BRATTLEBORO — RE: Mark Sniatkowski's letter [“Other salvos in 'war on women,” May 9], which in itself was a response to Joyce Marcel's April 25 column, “Kunin calls for a truce in the war on women”:
Aside from it seeming like quite a stretch that Sniatkowski's letter really was a reply to what Marcel's column was actually about, his response to her requires such a leap in logic that it might as well be a non sequitur.
First of all, out of a fairly lengthy piece about former Vermont Gov. Madeleine Kunin's soon-to-be-published book about the current state of women and our roles in the workplace, families, and the general culture, Marcel briefly mentioned presidential candidate Mitt Romney once, in a sort of “set-up” line, along with two other public figures.
Marcel mentioned the three as a sort of shorthand to answer the question, “Why do we need to talk about women's equality in 2012?”
Because these men are influential public thinkers whose view of women is retrograde, that's why.
It only took reading the next sentence of Marcel's column to know this wasn't a piece about Mitt Romney. But for some reason, Sniatkowski chose to home in on Romney, perhaps missing - and simultaneously proving - the point. If it's not about a powerful man, why bother with it?
If Sniatkowski is living in some anti-feminist enclave and has no idea that in the rest of the world women are still seen as second-class citizens, objects whose purpose is to look pretty, shut up, and pop out babies, all he had to do was read the rest of her piece. Then he might understand why Kunin felt the need to write her book and Marcel felt the need to name-drop three very vocal, very powerful men who have a pretty cruddy view of women.
And then there's the crux of his letter, the logic of which I'm still trying to decipher. Let me see if I - with my obviously inferior female brain - can follow Sniatkowski's reasoning:
1. Marcel has told the wrong people to stop the war against women, or maybe she is responsible for telling everyone to stop the war against women.
2. A few talk-show hosts, some political figures, and a comedian said mean things or asked embarrassing questions about women. From a quick scan of the names involved, it looks like the mean men are “liberals” or would be considered liberals by those who categorize people as such, and the women are “conservative” or somehow possibly associated with conservative perspectives, perhaps through birth or marriage.

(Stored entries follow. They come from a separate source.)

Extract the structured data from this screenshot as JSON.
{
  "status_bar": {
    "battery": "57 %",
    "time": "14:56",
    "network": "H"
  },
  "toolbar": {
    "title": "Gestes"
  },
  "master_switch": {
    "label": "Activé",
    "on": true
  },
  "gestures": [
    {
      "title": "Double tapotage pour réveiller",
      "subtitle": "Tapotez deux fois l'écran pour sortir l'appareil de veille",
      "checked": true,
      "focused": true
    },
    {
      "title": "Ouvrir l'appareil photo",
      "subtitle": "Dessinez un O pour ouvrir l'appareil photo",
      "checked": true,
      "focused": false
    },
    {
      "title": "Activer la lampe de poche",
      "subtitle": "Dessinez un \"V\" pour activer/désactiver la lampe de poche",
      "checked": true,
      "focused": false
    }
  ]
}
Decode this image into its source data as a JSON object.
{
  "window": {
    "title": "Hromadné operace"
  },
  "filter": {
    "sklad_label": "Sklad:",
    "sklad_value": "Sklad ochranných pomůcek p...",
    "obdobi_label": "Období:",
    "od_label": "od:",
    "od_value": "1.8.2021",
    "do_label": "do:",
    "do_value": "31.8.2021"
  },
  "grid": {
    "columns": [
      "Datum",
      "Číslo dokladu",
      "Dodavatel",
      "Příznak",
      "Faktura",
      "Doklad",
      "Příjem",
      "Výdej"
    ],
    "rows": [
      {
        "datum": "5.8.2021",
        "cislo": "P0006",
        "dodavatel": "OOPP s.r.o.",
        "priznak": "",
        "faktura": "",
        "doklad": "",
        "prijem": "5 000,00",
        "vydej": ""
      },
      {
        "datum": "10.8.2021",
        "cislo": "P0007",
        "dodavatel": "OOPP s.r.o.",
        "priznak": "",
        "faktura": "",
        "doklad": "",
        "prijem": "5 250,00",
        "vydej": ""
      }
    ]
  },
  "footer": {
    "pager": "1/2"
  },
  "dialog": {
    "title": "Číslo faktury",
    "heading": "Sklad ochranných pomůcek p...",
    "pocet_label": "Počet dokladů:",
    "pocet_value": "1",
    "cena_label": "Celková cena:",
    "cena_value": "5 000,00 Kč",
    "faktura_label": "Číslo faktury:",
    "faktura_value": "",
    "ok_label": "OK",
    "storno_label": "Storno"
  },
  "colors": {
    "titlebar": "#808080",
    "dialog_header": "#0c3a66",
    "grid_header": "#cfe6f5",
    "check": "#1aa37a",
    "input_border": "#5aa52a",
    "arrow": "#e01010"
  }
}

3. Because mean men who are liberals said nasty things to women who are conservatives, then what? Is Joyce Marcel prohibited from being offended by the misogyny of Mitt Romney? Should she not worry that a man who wants to head the executive branch of the federal government has 19th-century views of women because, well, those liberals said mean things about our ladies?
Have I missed something? Has math changed so much that two wrongs now make a right? Are we lowering ourselves to the behavior of schoolchildren, who, when caught making fun of a peer, respond with, “But he said mean things to me first!” Again, what point is Sniatkowski trying to make?
No, it's not right that anyone should joke about “knocking up” a 14-year-old girl, or make any comments about anybody's gender identity or sexual behavior, whether real or imagined. (That it's part of our culture is dreadful and unacceptable.)
But that doesn't mean there's nothing to worry about were Mitt Romney to assume the presidency. It gives Joyce Marcel, and many of the rest of us, women or otherwise, plenty to worry about.
(And before you get your hackles up, don't misconstrue this as an endorsement for any other political candidate.)